Avoid technical language
Part of the problem is that many home buyers aren’t educated about the language construction professionals use when describing the energy features of homes. When asked what consumers think about high-performance homes, Suzanne Shelton, President of the Knoxville-based Shelton Group had this to say: “They don’t. “High performance” is one of those terms that builders and their advisers have gotten really comfortable with, and, unfortunately, it’s begun working its way into consumer-facing marketing materials. …we asked Americans if they could confidently and correctly explain the term “high-performance home” to a friend. Eighty-four percent of the American population said, ‘No.’”
If you want to use green energy terms in your marketing materials, ensure that your audience understands them. Avoid technical terms or, if necessary, ensure that you explain what you mean by them in your marketing materials. You must make your advertising accessible to everyone, no matter their level of expertise.
Solve their pain points
When prospective home owners consider their homes, they want a place that will keep their families safe and healthy, will save them money on utility bills and will help their investment grow with a high resale value. While most home buyers do care about their environment, they don’t consider one of the most important factors when buying a home.

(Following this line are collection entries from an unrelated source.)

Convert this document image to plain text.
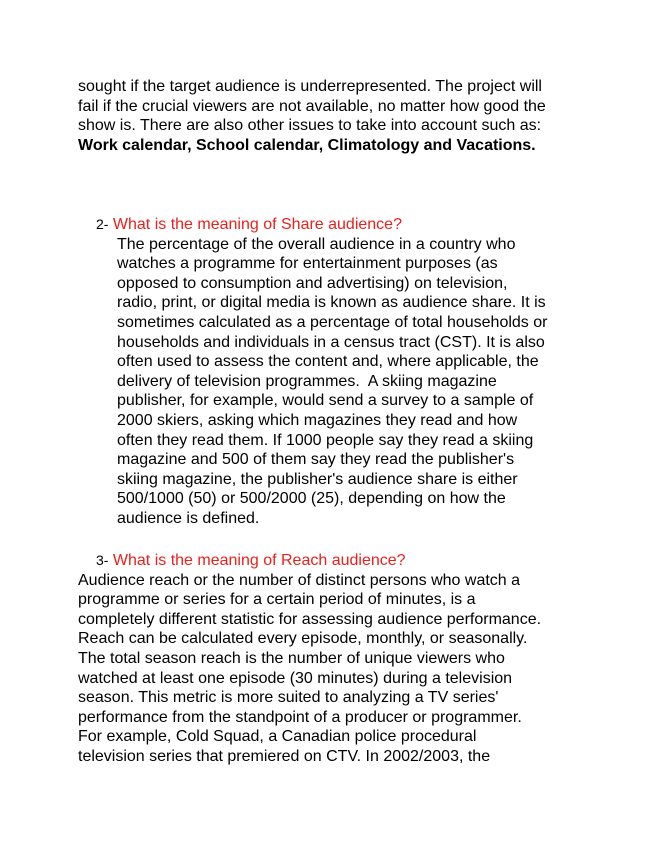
sought if the target audience is underrepresented. The project will
fail if the crucial viewers are not available, no matter how good the
show is. There are also other issues to take into account such as:
Work calendar, School calendar, Climatology and Vacations.
2- What is the meaning of Share audience?
The percentage of the overall audience in a country who
watches a programme for entertainment purposes (as
opposed to consumption and advertising) on television,
radio, print, or digital media is known as audience share. It is
sometimes calculated as a percentage of total households or
households and individuals in a census tract (CST). It is also
often used to assess the content and, where applicable, the
delivery of television programmes.  A skiing magazine
publisher, for example, would send a survey to a sample of
2000 skiers, asking which magazines they read and how
often they read them. If 1000 people say they read a skiing
magazine and 500 of them say they read the publisher's
skiing magazine, the publisher's audience share is either
500/1000 (50) or 500/2000 (25), depending on how the
audience is defined.
3- What is the meaning of Reach audience?
Audience reach or the number of distinct persons who watch a
programme or series for a certain period of minutes, is a
completely different statistic for assessing audience performance.
Reach can be calculated every episode, monthly, or seasonally.
The total season reach is the number of unique viewers who
watched at least one episode (30 minutes) during a television
season. This metric is more suited to analyzing a TV series'
performance from the standpoint of a producer or programmer.
For example, Cold Squad, a Canadian police procedural
television series that premiered on CTV. In 2002/2003, the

While green homes are good for environment, focus instead on the energy-efficiency of the home and the money savings they can enjoy on lower utilities bills. Utilizing ‘green’ building materials is also great for the environment, but keeping their family healthy with lower VOCs and a reduction of allergens and toxins which can lead to healthy air will have more appeal. You can touch on the environmental benefits of green homes as a bonus, but your focus should be on the other benefits they can enjoy.
Focus on resale value
One of the biggest misconceptions is that prospective buyers fear that they will pay more for an energy-efficient home upfront and won’t be able to recoup this money when they sell their homes. It’s important to show how energy efficiency actually increases resale appeal. You can site studies like this one from the US Green Building Council which show that ‘green’ homes in California have higher resale value.
A recent UC Berkeley/UCLA study of 1.6 million home transactions found that green homes sold for an average of 9% more so it’s important to show that spending a little more money upfront will not only save money through lower utilities bills, but that it will also fetch the homeowner a higher price when they decide to sell.
Green building features can be really attractive to prospective homeowners as long as they understand what they are getting and how it will make their lives richer, healthier and more comfortable. Be sure to present your green building features in ways that they find accessible and appealing.